While some careers are more dangerous than others, accidents can happen anywhere. Employees are expected to follow certain rules and procedures, but when the negligence of others leads to an injury that seriously disrupts your life, it may affect everything from your finances to your personal relationships. Brain injuries can be particularly disruptive, and if they happen on the job, workers’ compensation insurance may help to compensate you.
Brain injuries may not be apparent right away, and signs and symptoms may occur hours or even days later. Catching and treating the injury early can make all the difference in how much it affects your life. If you’ve been injured on or off the job and fear you may have an injury, watch for the following symptoms and signs.
1. Mood changes
If you are regularly a pretty even-tempered person and you notice swift changes in your mood after hurting your head, you may have a brain injury. Pay attention and watch closely for feelings of sadness or anger that come on for no apparent reason. While a little bit of frustration and depression are common after an injury, these mood changes will feel unpredictable and slightly out of control.
2. Sleep patterns
This symptom can go either way. It may be harder for you to sleep, or you may have a harder time getting out of bed and sleep more than normal. Any serious changes to your sleep patterns after an injury should be discussed with a health care professional. Additionally, if you find you are tired and have no motivation to do basic everyday tasks, this may also be a sign you need treatment.

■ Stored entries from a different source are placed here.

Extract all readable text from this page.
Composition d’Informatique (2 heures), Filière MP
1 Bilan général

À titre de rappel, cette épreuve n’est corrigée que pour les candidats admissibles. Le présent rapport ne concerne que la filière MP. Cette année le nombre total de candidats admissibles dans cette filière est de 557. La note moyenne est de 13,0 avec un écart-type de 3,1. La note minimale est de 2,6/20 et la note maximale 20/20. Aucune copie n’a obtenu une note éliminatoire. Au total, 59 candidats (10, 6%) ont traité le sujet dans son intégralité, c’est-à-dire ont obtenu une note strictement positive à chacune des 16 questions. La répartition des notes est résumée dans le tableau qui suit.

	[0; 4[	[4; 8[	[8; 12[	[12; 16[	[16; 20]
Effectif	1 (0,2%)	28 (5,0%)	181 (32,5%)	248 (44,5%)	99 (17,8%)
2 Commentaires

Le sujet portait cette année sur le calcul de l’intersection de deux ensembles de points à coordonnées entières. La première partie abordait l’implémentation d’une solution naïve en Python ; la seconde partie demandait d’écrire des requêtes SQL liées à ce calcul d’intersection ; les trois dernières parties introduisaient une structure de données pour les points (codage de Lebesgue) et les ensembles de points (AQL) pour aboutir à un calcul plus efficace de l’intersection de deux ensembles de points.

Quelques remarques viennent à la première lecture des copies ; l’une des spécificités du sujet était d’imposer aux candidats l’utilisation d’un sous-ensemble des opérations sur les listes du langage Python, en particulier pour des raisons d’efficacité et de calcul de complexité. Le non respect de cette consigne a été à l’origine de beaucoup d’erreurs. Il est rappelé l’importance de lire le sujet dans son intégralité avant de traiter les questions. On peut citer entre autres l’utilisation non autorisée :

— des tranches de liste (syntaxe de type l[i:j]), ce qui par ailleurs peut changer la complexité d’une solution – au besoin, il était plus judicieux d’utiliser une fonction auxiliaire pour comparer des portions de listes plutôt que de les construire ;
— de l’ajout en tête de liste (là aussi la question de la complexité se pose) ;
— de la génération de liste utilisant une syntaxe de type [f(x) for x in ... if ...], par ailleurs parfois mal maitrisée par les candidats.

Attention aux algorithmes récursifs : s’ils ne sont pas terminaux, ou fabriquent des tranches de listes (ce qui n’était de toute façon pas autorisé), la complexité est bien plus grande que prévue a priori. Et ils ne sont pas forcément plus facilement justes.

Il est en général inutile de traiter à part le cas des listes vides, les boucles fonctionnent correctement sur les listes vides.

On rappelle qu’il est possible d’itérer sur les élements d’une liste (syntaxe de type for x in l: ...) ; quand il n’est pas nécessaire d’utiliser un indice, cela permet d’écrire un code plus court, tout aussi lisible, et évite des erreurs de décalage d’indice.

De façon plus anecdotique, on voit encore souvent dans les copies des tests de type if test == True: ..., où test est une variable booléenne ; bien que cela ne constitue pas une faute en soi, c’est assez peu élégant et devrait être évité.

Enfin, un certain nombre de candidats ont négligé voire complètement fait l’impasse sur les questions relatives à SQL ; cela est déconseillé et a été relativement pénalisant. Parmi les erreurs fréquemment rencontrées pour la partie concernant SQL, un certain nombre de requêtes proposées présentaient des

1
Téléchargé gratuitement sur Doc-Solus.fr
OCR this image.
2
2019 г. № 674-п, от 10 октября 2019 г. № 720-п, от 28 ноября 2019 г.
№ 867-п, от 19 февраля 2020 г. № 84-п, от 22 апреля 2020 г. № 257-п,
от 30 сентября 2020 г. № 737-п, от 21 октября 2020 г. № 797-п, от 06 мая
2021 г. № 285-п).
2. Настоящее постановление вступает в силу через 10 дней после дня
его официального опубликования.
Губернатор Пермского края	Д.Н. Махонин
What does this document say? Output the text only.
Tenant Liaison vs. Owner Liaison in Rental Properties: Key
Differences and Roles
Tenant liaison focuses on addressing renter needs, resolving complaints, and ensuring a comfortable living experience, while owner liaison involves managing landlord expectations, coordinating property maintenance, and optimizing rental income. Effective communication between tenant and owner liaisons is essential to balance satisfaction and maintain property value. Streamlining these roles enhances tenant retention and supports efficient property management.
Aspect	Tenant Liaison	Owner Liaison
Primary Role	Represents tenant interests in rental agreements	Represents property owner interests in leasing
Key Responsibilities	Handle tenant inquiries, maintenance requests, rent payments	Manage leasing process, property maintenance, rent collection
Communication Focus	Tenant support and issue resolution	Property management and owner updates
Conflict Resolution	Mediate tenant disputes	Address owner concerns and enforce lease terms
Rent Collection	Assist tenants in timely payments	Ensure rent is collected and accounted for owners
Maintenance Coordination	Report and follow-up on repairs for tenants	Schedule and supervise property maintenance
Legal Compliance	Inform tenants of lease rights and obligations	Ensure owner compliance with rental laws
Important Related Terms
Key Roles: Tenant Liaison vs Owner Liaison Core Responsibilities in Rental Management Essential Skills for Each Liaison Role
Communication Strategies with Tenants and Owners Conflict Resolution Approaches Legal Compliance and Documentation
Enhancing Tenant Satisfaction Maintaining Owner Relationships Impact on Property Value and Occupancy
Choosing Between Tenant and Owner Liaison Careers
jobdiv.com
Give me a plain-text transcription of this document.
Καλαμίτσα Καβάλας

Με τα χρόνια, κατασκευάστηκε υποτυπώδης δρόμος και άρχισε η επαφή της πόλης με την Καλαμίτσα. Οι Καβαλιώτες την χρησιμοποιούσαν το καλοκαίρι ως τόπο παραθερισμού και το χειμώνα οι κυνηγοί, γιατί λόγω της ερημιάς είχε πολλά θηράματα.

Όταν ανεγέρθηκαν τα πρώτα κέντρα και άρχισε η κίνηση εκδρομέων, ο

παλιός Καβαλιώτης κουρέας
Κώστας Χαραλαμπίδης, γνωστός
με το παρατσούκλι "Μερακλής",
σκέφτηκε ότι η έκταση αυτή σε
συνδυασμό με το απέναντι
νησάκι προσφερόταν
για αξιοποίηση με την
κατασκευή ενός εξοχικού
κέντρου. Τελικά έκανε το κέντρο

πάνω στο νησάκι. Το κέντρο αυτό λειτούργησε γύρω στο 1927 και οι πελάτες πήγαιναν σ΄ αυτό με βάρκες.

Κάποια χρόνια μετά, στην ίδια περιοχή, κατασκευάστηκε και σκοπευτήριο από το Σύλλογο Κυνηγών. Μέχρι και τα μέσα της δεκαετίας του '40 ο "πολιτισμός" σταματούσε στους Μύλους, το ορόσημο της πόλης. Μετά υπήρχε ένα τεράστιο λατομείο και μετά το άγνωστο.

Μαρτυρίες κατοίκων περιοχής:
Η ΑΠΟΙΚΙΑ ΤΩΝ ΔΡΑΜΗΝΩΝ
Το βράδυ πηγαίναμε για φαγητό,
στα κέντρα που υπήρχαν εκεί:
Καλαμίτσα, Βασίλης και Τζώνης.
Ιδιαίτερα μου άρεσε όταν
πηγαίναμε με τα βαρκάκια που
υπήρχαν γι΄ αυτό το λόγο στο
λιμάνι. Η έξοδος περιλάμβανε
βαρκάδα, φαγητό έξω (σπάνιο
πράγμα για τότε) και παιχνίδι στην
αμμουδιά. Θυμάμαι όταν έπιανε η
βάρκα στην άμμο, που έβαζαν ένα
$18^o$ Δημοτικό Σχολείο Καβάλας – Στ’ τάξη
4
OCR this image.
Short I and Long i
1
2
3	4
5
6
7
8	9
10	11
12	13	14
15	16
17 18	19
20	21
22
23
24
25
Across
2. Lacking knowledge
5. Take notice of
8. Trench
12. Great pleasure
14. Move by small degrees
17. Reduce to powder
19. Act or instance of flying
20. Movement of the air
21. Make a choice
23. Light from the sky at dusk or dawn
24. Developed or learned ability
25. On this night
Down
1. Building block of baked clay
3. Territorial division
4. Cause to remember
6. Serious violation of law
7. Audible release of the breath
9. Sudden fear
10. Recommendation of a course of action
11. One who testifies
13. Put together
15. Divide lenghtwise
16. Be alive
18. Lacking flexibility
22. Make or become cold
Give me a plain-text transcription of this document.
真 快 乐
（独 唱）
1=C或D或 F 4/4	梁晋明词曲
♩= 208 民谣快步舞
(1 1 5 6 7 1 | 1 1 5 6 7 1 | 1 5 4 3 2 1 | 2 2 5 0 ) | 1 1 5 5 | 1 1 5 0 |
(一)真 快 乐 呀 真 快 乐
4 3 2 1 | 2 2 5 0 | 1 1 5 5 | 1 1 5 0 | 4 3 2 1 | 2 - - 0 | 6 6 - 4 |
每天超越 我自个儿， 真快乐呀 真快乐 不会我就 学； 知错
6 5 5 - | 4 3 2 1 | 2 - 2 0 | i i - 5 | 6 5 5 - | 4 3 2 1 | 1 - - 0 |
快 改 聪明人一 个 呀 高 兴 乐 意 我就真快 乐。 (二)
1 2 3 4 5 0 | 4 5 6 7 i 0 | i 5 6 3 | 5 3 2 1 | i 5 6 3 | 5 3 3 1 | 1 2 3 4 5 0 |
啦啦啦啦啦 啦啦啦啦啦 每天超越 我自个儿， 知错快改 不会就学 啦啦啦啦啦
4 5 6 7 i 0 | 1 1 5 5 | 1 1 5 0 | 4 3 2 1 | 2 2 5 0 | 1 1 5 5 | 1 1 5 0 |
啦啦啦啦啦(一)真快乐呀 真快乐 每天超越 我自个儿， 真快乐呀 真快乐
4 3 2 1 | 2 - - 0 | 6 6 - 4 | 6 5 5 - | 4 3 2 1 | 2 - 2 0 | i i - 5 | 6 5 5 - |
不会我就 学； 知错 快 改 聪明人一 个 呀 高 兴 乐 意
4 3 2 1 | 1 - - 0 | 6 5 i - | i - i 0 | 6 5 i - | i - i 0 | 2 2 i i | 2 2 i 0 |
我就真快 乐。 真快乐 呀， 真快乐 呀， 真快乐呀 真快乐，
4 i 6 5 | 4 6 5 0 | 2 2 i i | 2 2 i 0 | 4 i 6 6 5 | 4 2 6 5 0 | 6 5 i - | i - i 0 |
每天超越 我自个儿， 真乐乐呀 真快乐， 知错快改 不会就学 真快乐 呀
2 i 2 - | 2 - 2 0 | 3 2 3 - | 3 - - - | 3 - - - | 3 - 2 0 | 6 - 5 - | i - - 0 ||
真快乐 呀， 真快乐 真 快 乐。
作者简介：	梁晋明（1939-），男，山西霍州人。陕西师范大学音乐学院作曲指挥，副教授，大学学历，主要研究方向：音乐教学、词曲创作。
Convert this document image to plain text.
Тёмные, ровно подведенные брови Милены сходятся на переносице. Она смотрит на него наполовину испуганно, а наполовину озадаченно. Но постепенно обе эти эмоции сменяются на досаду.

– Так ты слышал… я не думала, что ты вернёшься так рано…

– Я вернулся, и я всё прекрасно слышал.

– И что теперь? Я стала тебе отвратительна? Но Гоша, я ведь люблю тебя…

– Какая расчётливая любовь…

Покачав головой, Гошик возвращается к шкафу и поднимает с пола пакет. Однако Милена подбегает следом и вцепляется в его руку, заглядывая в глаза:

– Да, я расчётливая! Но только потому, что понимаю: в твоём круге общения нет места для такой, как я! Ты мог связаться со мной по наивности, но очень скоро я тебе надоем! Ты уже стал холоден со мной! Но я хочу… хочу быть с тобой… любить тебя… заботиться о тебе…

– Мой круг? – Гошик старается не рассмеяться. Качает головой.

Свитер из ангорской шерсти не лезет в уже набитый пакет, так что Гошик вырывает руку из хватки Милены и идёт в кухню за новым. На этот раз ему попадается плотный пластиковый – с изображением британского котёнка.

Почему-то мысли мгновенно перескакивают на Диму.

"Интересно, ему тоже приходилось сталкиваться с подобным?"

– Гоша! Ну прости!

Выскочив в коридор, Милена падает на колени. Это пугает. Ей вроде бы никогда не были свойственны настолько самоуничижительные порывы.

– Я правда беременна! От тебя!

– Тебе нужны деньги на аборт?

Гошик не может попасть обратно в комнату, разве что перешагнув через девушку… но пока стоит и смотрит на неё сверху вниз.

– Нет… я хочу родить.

3. Focus and concentration
Those with brain injuries typically report some type of difficulty in concentration, decision-making and remembering basic tasks. If you find there are blank spaces in your memory or you can’t make the most basic of decisions, it’s time to see a health care professional.
4. Physical symptoms
Brain injuries can also cause neck pain and headaches that are persistent and will not go away. You may also feel the urge to throw up or serious nausea. Some brain injuries cause a ringing in the ears or a loss of taste or smell.
Confusion and constantly being lost are also signs of a brain injury. Sensory symptoms include increased sensitivity to distractions, sounds and lights.
Workplace injuries are often out of your control and can significantly disrupt your life. If you have been hurt on the job and are concerned you have a brain injury, seek treatment immediately. If you are concerned about the costs of medical care, an attorney may be able to answer questions you have about receiving compensation.